To share and promote such best practices about 200 stakeholders in West Africa’s mining sector gathered in Abidjan June 24-27 at a conference sponsored by the World Bank Group, the Government of the Republic of Côte d’Ivoire, the Australian Department of Foreign Affairs and Trade (DFAT), the Association of Professional Miners of Côte d’Ivoire (GPMCI), the Western Africa Economic and Monetary Union (WAEMU), and the Ministry of Industry and Mines of Côte d’Ivoire. Participants ranged from policymakers and regional organizations to professional associations, mining companies, financial partners, mining suppliers, civil society, and communities close to the mining sites.
The first day of the forum was dedicated to promoting the mineral potential of Côte D’Ivoire. Studies indicate that Côte d’Ivoire, a thriving agricultural country located amid countries with some of Africa’s most substantial mineral resources, has untapped mining potential of its own. Despite its promising geology, the mining sector remains underdeveloped, though, currently contributing approximately only one percent of GDP. The Government seeks to increase the sector’s contribution to eight percent of GDP over the next decade.
“We seek to build a powerful image of the mining sector with a view to transforming Côte d’Ivoire into a major investment destination in Africa,” said Special Advisor for Mines and Energy at the Presidency, Dr. Daouda Thiam.
Discussions focused on the country’s geological potential, knowledge exchange on regulatory and tax provisions, the contribution of the mining sector to community development and domestic growth, management of impacts and environmental protection, mine closures and artisanal mining.
The second day of the forum was dedicated to discussion of legal and fiscal best practices for mining throughout Africa. Representatives from Niger, Mali, the Western Africa Economic and Monetary Union (WAEMU) and the World Bank Group discussed royalty rates, state equity participation, tax and transfer pricing, among other issues. Participants from Senegal, Burkina Faso, Mali and Togo, along with experts from the International Finance Corporation (IFC), participated in a panel on the importance of environmental and social safeguards to promote the responsible management of mining impacts.
The last two days of the regional forum focused on local content as a way of maximizing benefits, promoting economic diversification, avoiding enclave developments, building new skills, and developing domestic industries.

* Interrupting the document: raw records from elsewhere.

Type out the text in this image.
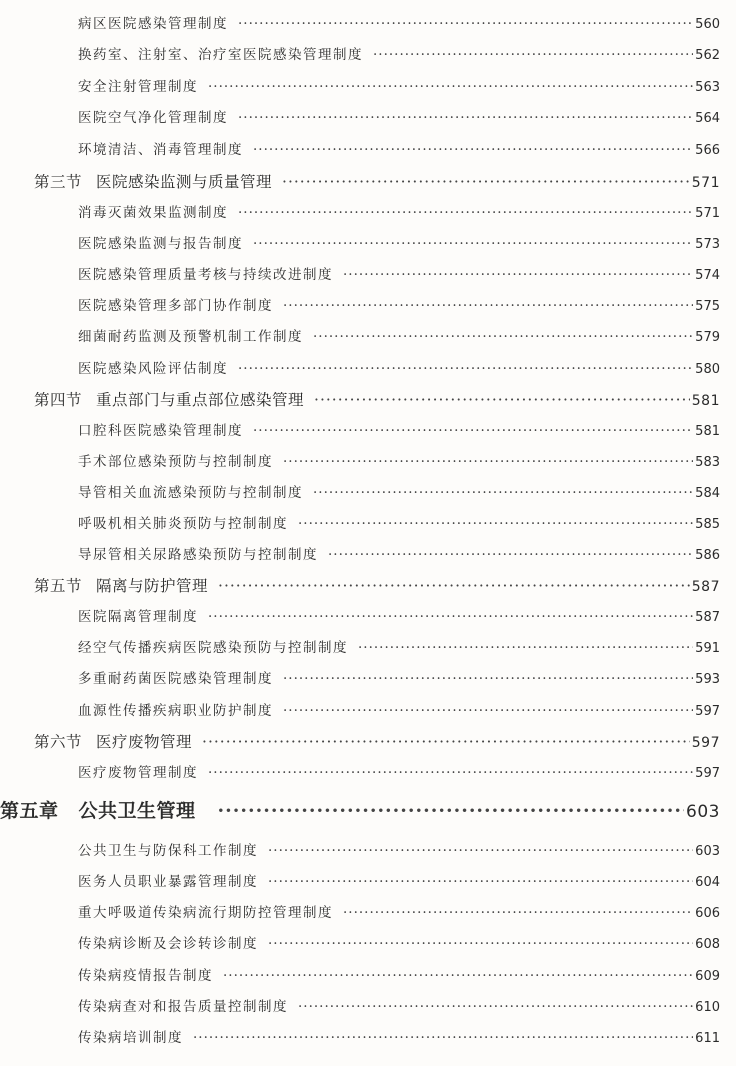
病区医院感染管理制度 ·····	560
换药室、注射室、治疗室医院感染管理制度 ·····	562
安全注射管理制度 ·····	563
医院空气净化管理制度 ·····	564
环境清洁、消毒管理制度 ·····	566
第三节 医院感染监测与质量管理 ·····	571
消毒灭菌效果监测制度 ·····	571
医院感染监测与报告制度 ·····	573
医院感染管理质量考核与持续改进制度 ·····	574
医院感染管理多部门协作制度 ·····	575
细菌耐药监测及预警机制工作制度 ·····	579
医院感染风险评估制度 ·····	580
第四节 重点部门与重点部位感染管理 ·····	581
口腔科医院感染管理制度 ·····	581
手术部位感染预防与控制制度 ·····	583
导管相关血流感染预防与控制制度 ·····	584
呼吸机相关肺炎预防与控制制度 ·····	585
导尿管相关尿路感染预防与控制制度 ·····	586
第五节 隔离与防护管理 ·····	587
医院隔离管理制度 ·····	587
经空气传播疾病医院感染预防与控制制度 ·····	591
多重耐药菌医院感染管理制度 ·····	593
血源性传播疾病职业防护制度 ·····	597
第六节 医疗废物管理 ·····	597
医疗废物管理制度 ·····	597
第五章 公共卫生管理 ·····	603
公共卫生与防保科工作制度 ·····	603
医务人员职业暴露管理制度 ·····	604
重大呼吸道传染病流行期防控管理制度 ·····	606
传染病诊断及会诊转诊制度 ·····	608
传染病疫情报告制度 ·····	609
传染病查对和报告质量控制制度 ·····	610
传染病培训制度 ·····	611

A new World Bank publication, Practical Guide on Local Procurement in West Africa’s Mining Sector, was presented. Jointly developed with Kaiser Economic Development Partners (EDP), it is a toolkit to help stakeholders expand and enhance the effectiveness of their local procurement activities. The Guide promotes a multi-stakeholder approach for increasing domestic sourcing through active participation of companies, government, and civil society. The draft publication can be viewed and commented on (you will need to request access to register and comment on the publication).
“The Guide will be very helpful for governments and companies in the region seeking to create job-opportunities and develop local industries around mines,” said Toni Aubynn, CEO of Ghana Minerals Commission.

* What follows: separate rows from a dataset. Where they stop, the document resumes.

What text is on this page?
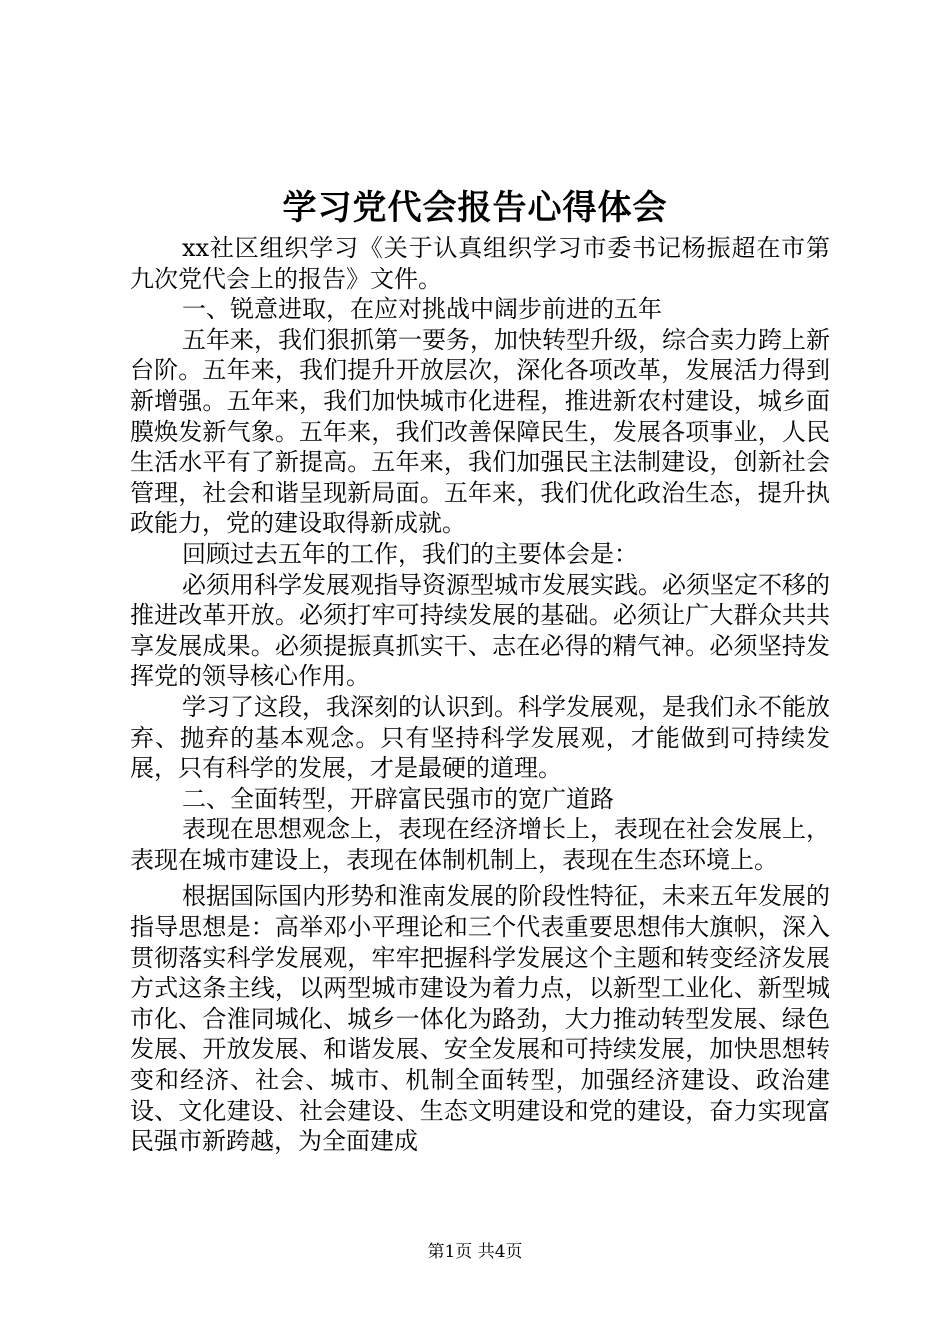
学习党代会报告心得体会

xx社区组织学习《关于认真组织学习市委书记杨振超在市第九次党代会上的报告》文件。

一、锐意进取，在应对挑战中阔步前进的五年

五年来，我们狠抓第一要务，加快转型升级，综合卖力跨上新台阶。五年来，我们提升开放层次，深化各项改革，发展活力得到新增强。五年来，我们加快城市化进程，推进新农村建设，城乡面膜焕发新气象。五年来，我们改善保障民生，发展各项事业，人民生活水平有了新提高。五年来，我们加强民主法制建设，创新社会管理，社会和谐呈现新局面。五年来，我们优化政治生态，提升执政能力，党的建设取得新成就。

回顾过去五年的工作，我们的主要体会是：

必须用科学发展观指导资源型城市发展实践。必须坚定不移的推进改革开放。必须打牢可持续发展的基础。必须让广大群众共共享发展成果。必须提振真抓实干、志在必得的精气神。必须坚持发挥党的领导核心作用。

学习了这段，我深刻的认识到。科学发展观，是我们永不能放弃、抛弃的基本观念。只有坚持科学发展观，才能做到可持续发展，只有科学的发展，才是最硬的道理。

二、全面转型，开辟富民强市的宽广道路

表现在思想观念上，表现在经济增长上，表现在社会发展上，表现在城市建设上，表现在体制机制上，表现在生态环境上。

根据国际国内形势和淮南发展的阶段性特征，未来五年发展的指导思想是：高举邓小平理论和三个代表重要思想伟大旗帜，深入贯彻落实科学发展观，牢牢把握科学发展这个主题和转变经济发展方式这条主线，以两型城市建设为着力点，以新型工业化、新型城市化、合淮同城化、城乡一体化为路劲，大力推动转型发展、绿色发展、开放发展、和谐发展、安全发展和可持续发展，加快思想转变和经济、社会、城市、机制全面转型，加强经济建设、政治建设、文化建设、社会建设、生态文明建设和党的建设，奋力实现富民强市新跨越，为全面建成

第1页 共4页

Officials from the Chambers of Mines of six countries attended the workshop, and took part in a special session at which they shared their experiences in working with companies to buy more locally-produced goods and services. The representative of the chambers discussed how to coordinate to meet regional demand employing economies of scale, rather than relying only on smaller national markets that cannot always meet mining industry demand.
Conference participants outlined examples drawn from their experience to identify the benefits of local procurement, the requirements of mining companies and the importance of supplier networks in the region. These discussions culminated with the launch of the first mining supplier association to be formed in Côte d’Ivoire.
“Today is the beginning of our campaign to promote the use of local content for mining in Côte d’Ivoire,” said Mr. Rafiou Oyeossi, General Director of SPAREX, the new Côte d’Ivoire mining supplier association.